2. "Mama Told Me Not to Come" (Mama Turtled Me Not to K mix)
3. "Mama Told Me Not to Come" (Future Loop Foundation remix)

European CD single
1. "Mama Told Me Not to Come" – 3:01
2. "Mama Told Me Not to Come" (Future Loop Foundation remix) – 6:15

European maxi-CD single
1. "Mama Told Me Not to Come" – 3:01
2. "Looking Out My Window" (with the James Taylor Quartet) – 3:20
3. "Mama Told Me Not to Come" (Mama Turtled Me Not to K mix) – 7:06
4. "Mama Told Me Not to Come" (Future Loop Foundation remix) – 6:15
5. "Mama Told Me Not to Come" (the Rotton remix) – 3:49

Australian CD single
1. "Mama Told Me Not to Come" (album mix)
2. "Mama Told Me Not to Come" (Mama Turtled Me Not to K mix)
3. "Mama Told Me Not to Come" (Future Loop Foundation remix)
4. "Looking Out My Window" (with the James Taylor Quartet)
5. "What a Game" (Tom Jones / NRL)
6. "What a Game" (video)

===Credits and personnel===
Credits are adapted from the Reload album booklet.

Studios
- Recorded at Hook End (Oxfordshire, England), Eden Studios, and RAK Studios (London, England)
- Mixed at The Townhouse (London, England)
- Mastered at The Soundmasters (London, England)

Personnel

- Randy Newman – writing
- Tom Jones – vocals
- Kelly Jones – vocals, guitar
- Victy Silva – backing vocals
- Richard Jones – bass guitar
- Tony Kirkham – keyboards
- Stuart Cable – drums
- Andy Duncan – programming, percussion
- Bird and Bush – production
- Stephen Hague – additional production
- Bob Kraushaar – engineering
- Jeremy Wheatley – mixing
- Kevin Metcalf – mastering

===Charts===

====Weekly charts====

| Chart (2000) | Peak position |
|---|---|
| Europe (Eurochart Hot 100) | 20 |
| Germany (GfK) | 73 |
| Iceland (Íslenski Listinn Topp 40) | 7 |
| Ireland (IRMA) | 11 |
| Netherlands (Dutch Top 40 Tipparade) | 17 |
| Netherlands (Single Top 100) | 77 |
| New Zealand (Recorded Music NZ) | 45 |
| Scotland Singles (Official Charts) | 3 |
| Switzerland (Schweizer Hitparade) | 51 |
| UK Singles (Official Charts) | 4 |
| UK Indie (Official Charts) | 1 |

====Year-end charts====

| Chart (2000) | Position |
|---|---|
| Iceland (Íslenski Listinn Topp 40) | 92 |
| UK Singles (OCC) | 118 |

===Certifications===

| Region | Certification | Certified units/sales |
| United Kingdom (BPI) | Silver | 200,000^{‡} |
^{‡} Sales+streaming figures based on certification alone.

==Other versions==
P. J. Proby recorded one of the earliest takes on the song in 1967, followed by Three Dog Night's 1970 hit. Also in 1970, American singer-songwriter Odetta covered the song on her album "Odetta Sings". It has also been recorded by a diverse range of artists, including Wilson Pickett, Lou Rawls, The Wolfgang Press, Yo La Tengo, The Slackers, and Paul Frees (as W.C. Fields) accompanied by The Animals' Lazlo Bane. Jazz singer Roseanna Vitro included it in her 2011 collection The Music of Randy Newman. A 1970 cover by The Jackson 5 was released on Come and Get It: The Rare Pearls.

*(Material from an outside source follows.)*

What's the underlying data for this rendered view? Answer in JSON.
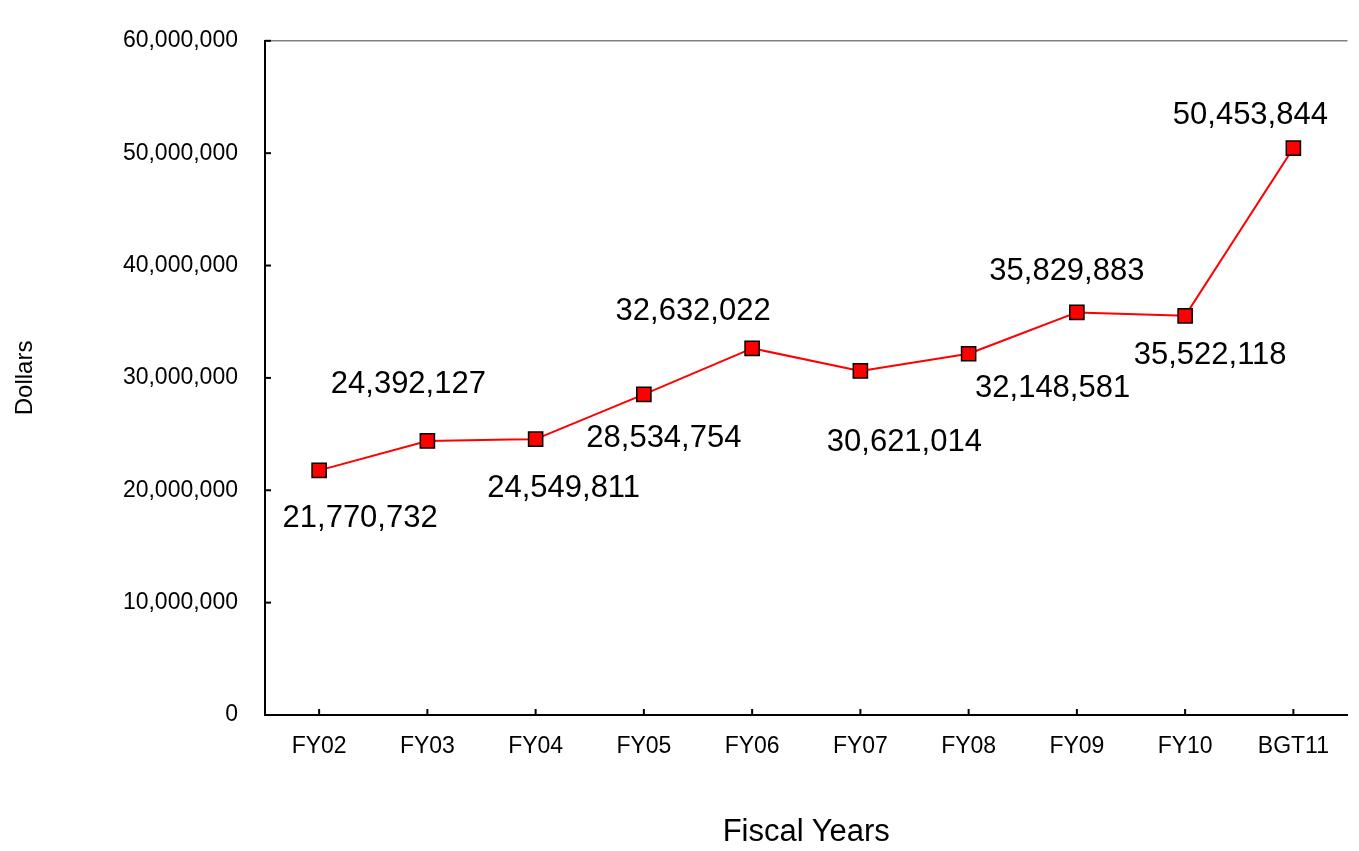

Tea Leaf Green and Widespread Panic have performed this song live. In 1971, the comic singer Patrick Topaloff released a French version named Maman, viens me chercher.

==Soundtrack appearances==
Three Dog Night's version is used to great effect in the 1997 Paul Thomas Anderson film Boogie Nights, playing as Eddie Adams first arrives at Jack Horner's home after Eddie's fight with his mother.

It would also later appear in Terry Gilliam's 1998 movie adaptation of Hunter S. Thompson's 1972 gonzo novel Fear and Loathing in Las Vegas. Due to the song's upbeat, paranoid mood, it was used for the scene of obsessively drug-using protagonist Raoul Duke deciding to abandon his trashed and over-billed hotel room. It also appears as the last song in the movie's G-rated trailer, mainly accompanying Duke's wild car ride to have Dr. Gonzo catch a plane in time, a scene where in the R-rated trailer and in the actual film, Viva Las Vegas by Dead Kennedys was used instead.